Economist Chris Christopher, executive director of IHS Markit, said “consumers came out swinging in July after taking a breather in May and June.”
“We expect consumer spending to be the primary driving force of GDP growth in the back half of 2017, supported by rising employment, real disposable incomes and household wealth,” Christopher said. “Income tax cuts in 2018 will likely fuel an acceleration in spending growth and a hike in the personal saving rate.”
Perhaps the biggest threat on the horizon comes from Wall Street, which might prove to be on something of a sugar high and ready for a crash that could also hurt spending.

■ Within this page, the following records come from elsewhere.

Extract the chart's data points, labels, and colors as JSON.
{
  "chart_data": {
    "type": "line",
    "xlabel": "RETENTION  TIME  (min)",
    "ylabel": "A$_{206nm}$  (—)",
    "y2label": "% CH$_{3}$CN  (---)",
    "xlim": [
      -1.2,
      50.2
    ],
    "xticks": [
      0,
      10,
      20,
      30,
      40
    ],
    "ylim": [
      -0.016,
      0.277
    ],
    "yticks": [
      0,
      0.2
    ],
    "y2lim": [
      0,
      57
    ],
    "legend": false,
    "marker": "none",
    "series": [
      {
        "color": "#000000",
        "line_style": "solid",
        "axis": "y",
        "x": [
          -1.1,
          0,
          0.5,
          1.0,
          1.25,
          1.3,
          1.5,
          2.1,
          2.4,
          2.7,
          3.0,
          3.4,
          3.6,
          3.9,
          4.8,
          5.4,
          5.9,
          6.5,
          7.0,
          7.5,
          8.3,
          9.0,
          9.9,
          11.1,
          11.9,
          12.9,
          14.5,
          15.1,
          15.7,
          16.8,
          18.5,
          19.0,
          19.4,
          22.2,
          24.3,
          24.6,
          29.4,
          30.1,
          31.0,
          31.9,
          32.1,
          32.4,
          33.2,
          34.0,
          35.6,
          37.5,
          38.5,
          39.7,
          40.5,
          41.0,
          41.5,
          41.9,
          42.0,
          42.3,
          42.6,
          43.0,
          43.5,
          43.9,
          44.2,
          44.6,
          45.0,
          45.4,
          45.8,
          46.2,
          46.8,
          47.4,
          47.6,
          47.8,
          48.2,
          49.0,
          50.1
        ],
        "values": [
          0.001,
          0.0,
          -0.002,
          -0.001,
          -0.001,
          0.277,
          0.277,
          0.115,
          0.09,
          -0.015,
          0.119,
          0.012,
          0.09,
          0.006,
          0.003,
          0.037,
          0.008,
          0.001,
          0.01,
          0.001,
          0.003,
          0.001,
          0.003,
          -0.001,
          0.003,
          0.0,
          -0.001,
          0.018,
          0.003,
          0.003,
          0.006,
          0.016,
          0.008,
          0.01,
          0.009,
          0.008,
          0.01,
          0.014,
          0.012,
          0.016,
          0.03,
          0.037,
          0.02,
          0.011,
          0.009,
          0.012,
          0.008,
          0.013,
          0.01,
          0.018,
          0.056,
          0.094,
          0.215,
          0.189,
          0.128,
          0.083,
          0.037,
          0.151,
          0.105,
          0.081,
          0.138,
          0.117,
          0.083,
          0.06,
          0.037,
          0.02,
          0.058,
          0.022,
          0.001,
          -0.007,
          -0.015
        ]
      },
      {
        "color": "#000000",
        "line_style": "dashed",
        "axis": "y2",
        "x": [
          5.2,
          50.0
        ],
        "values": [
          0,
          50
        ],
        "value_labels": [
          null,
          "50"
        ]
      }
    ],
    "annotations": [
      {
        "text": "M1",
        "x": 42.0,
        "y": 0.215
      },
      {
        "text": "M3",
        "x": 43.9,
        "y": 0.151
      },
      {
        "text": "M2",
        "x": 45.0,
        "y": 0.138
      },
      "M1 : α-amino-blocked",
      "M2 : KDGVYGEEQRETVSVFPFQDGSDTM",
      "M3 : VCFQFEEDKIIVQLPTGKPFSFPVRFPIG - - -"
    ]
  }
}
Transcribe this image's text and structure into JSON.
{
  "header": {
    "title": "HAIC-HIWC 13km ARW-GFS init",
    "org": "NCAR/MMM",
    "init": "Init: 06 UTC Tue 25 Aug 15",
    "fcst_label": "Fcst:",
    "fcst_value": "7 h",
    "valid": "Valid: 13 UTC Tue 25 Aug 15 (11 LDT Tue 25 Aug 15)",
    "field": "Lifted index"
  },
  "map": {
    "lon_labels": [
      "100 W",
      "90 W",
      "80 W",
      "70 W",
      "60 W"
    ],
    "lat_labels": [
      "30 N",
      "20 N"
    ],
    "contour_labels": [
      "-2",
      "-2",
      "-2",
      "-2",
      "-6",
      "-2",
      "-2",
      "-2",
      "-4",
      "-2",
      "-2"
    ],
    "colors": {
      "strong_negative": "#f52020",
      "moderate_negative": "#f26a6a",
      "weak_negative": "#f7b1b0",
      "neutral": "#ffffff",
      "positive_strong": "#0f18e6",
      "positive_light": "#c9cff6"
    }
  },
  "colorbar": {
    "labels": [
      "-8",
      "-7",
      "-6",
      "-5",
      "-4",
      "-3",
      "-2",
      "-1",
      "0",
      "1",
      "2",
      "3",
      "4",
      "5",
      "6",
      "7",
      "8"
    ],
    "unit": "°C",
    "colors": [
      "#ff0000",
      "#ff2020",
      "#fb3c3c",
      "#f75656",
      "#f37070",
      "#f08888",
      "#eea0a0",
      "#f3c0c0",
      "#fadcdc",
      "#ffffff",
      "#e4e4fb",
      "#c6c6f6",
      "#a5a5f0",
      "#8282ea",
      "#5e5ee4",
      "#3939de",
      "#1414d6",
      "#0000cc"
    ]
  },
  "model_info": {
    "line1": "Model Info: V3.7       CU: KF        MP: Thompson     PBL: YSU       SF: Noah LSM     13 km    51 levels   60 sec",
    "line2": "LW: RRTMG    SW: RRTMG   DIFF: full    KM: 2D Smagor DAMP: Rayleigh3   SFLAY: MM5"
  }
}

Frank Badillo, director of research at MacroSavvy, said it’s the Baby Boomer generation that has logged the biggest gains in spending confidence during Trump’s tenure and will likely take their lead from the stock market.
“The general public is not following what’s going on [in Washington] closely and are listening more to the rhetoric of things getting done and aren’t paying as close attention to the fact that things aren’t actually getting done,” Badillo said. “It’s the market that will have that kind of impact and correct and consumers will follow. It’s not going to be a consumer-led fall out. It will have to be market led and that is the big risk to the retail economy in the short run.”
Fashion retailers could be somewhat insulated from such a crash, but not for the best of reasons — they’ve had a horrible year already anyway and don’t have so far to fall.
Already thousands of stores have been tagged for closure and some chains have gone bankrupt, including BCBG, The Wet Seal Inc. and The Limited.
Richard Hayne, ceo of Urban Outfitters Inc., noted: “Our industry, not unlike the housing industry, saw too much square footage capacity added in the Nineties and early Aughts. Thousands of doors opened…and created a bubble and like housing, that bubble has now burst. We are seeing the results, doors shuttering and rents retreating. This trend will continue for the foreseeable future and may even accelerate.”
Hayne noted that America has six times the retail space per capita as either Europe or Japan. “The U.S. market is oversaturated with retail space and far too much of that space is occupied by stores selling apparel.”
That overcrowding of stores and its unwinding might just be the biggest trend to watch in retail, the rest of this year and beyond.